Early and differential diagnosis of diseases and syndromes are amongst society's biggest medical challenges. As our population continues to live longer into old age, the number of people suffering and living with medical conditions continues to grow too. For example, neurodegenerative diseases alone, such as epilepsy and dementia, have been estimated to cost the UK more than £23b per year and are expected to triple by 2030. For the same year, prostate cancer is predicted to become the most common cancer in the UK. Given the variety of causes and aetiologies of these conditions, reliable identification of the underlying pathologies is a requisite for therapy effectiveness. It is in the provision of differential and early diagnosis that the technologies enabled by this project can have a serious impact. By working towards technological innovations in non-invasive microstructure characterisation, HistoStat will foster advances aimed at several conditions linked to other organs, such as bone and liver. The development of a mechanistic framework linking measurements and tissue microstructure will therefore provide plenty of insights for early medical diagnosis, helping to reduce the economic burden associated with them. This is of great importance for delivering more efficient treatments to topical conditions affecting a large proportion of the society, as well as to reduce the costs of late-stage therapies.

In particular, the following sectors will benefit from the research plan:

1. The society as a whole, who will experience more effective medical treatments as a result of the microstructural information available through MRI.

2. Medical doctors and the public health system, counting with a novel tool to aid in the early diagnosis of diseases without the need of costly and potentially dangerous invasive procedures.

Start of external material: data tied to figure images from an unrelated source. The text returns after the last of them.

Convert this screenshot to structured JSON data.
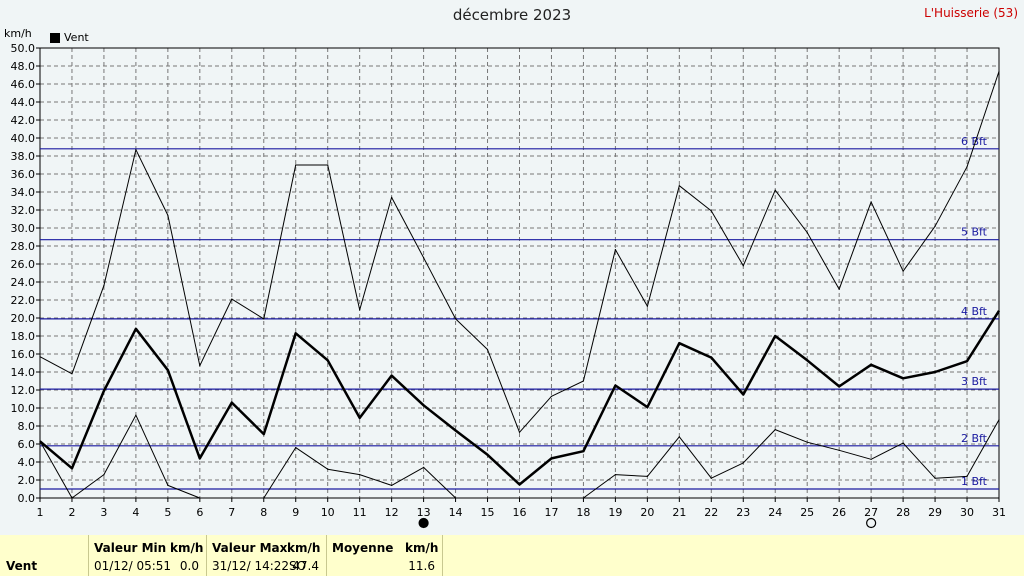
{
  "header": {
    "title": "décembre 2023",
    "station": "L'Huisserie (53)",
    "unit": "km/h"
  },
  "legend": {
    "label": "Vent",
    "color": "#000000"
  },
  "colors": {
    "background": "#f0f5f6",
    "beaufort_line": "#1a1aa0",
    "beaufort_text": "#1a1aa0",
    "series": "#000000"
  },
  "chart_data": {
    "type": "line",
    "title": "décembre 2023",
    "ylabel": "km/h",
    "ylim": [
      0,
      50
    ],
    "yticks": [
      "0.0",
      "2.0",
      "4.0",
      "6.0",
      "8.0",
      "10.0",
      "12.0",
      "14.0",
      "16.0",
      "18.0",
      "20.0",
      "22.0",
      "24.0",
      "26.0",
      "28.0",
      "30.0",
      "32.0",
      "34.0",
      "36.0",
      "38.0",
      "40.0",
      "42.0",
      "44.0",
      "46.0",
      "48.0",
      "50.0"
    ],
    "x": [
      1,
      2,
      3,
      4,
      5,
      6,
      7,
      8,
      9,
      10,
      11,
      12,
      13,
      14,
      15,
      16,
      17,
      18,
      19,
      20,
      21,
      22,
      23,
      24,
      25,
      26,
      27,
      28,
      29,
      30,
      31
    ],
    "grid": true,
    "legend_position": "top-left",
    "series": [
      {
        "name": "Vent",
        "role": "mean",
        "values": [
          6.3,
          3.3,
          11.9,
          18.8,
          14.2,
          4.4,
          10.6,
          7.1,
          18.3,
          15.3,
          8.9,
          13.6,
          10.3,
          7.5,
          4.8,
          1.5,
          4.4,
          5.2,
          12.5,
          10.1,
          17.2,
          15.6,
          11.5,
          18.0,
          15.3,
          12.4,
          14.8,
          13.3,
          14.0,
          15.2,
          20.8
        ]
      },
      {
        "role": "max",
        "values": [
          15.7,
          13.8,
          23.6,
          38.7,
          31.4,
          14.7,
          22.1,
          19.9,
          37.0,
          37.0,
          20.9,
          33.4,
          26.7,
          19.9,
          16.5,
          7.3,
          11.3,
          13.0,
          27.6,
          21.3,
          34.7,
          31.9,
          25.8,
          34.2,
          29.5,
          23.2,
          32.9,
          25.2,
          30.2,
          36.8,
          47.4
        ]
      },
      {
        "role": "min",
        "values": [
          6.3,
          0.0,
          2.6,
          9.2,
          1.4,
          0.0,
          null,
          0.0,
          5.6,
          3.2,
          2.6,
          1.4,
          3.4,
          0.0,
          null,
          null,
          null,
          0.0,
          2.6,
          2.4,
          6.8,
          2.2,
          3.9,
          7.6,
          6.2,
          5.3,
          4.3,
          6.1,
          2.2,
          2.4,
          8.7
        ]
      }
    ],
    "beaufort": [
      {
        "label": "1 Bft",
        "value": 1.0
      },
      {
        "label": "2 Bft",
        "value": 5.8
      },
      {
        "label": "3 Bft",
        "value": 12.1
      },
      {
        "label": "4 Bft",
        "value": 19.9
      },
      {
        "label": "5 Bft",
        "value": 28.7
      },
      {
        "label": "6 Bft",
        "value": 38.8
      }
    ],
    "moon_phases": [
      {
        "day": 13,
        "phase": "new"
      },
      {
        "day": 27,
        "phase": "full"
      }
    ]
  },
  "stats": {
    "row_label": "Vent",
    "min": {
      "header": "Valeur Min",
      "unit": "km/h",
      "when": "01/12/  05:51",
      "value": "0.0"
    },
    "max": {
      "header": "Valeur Max",
      "unit": "km/h",
      "when": "31/12/  14:22SO",
      "value": "47.4"
    },
    "avg": {
      "header": "Moyenne",
      "unit": "km/h",
      "value": "11.6"
    }
  }
}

3. Drug developers (e.g. GlaxoSmithKline), who will benefit from new tissue biomarkers of efficacy, and improved targeting of drugs to tissue, using predictive models that account for microstructure.

4. The MR scanners industry (e.g. Siemens and Philips), who will be able to plan and design new prototype systems and/or sequences specifically engineered for maximising the sensitivity of the instruments to HistoStat's requirements. For example, it may be possible to design MR fingerprinting sequences for measuring the required statistical descriptors in a very reduced time.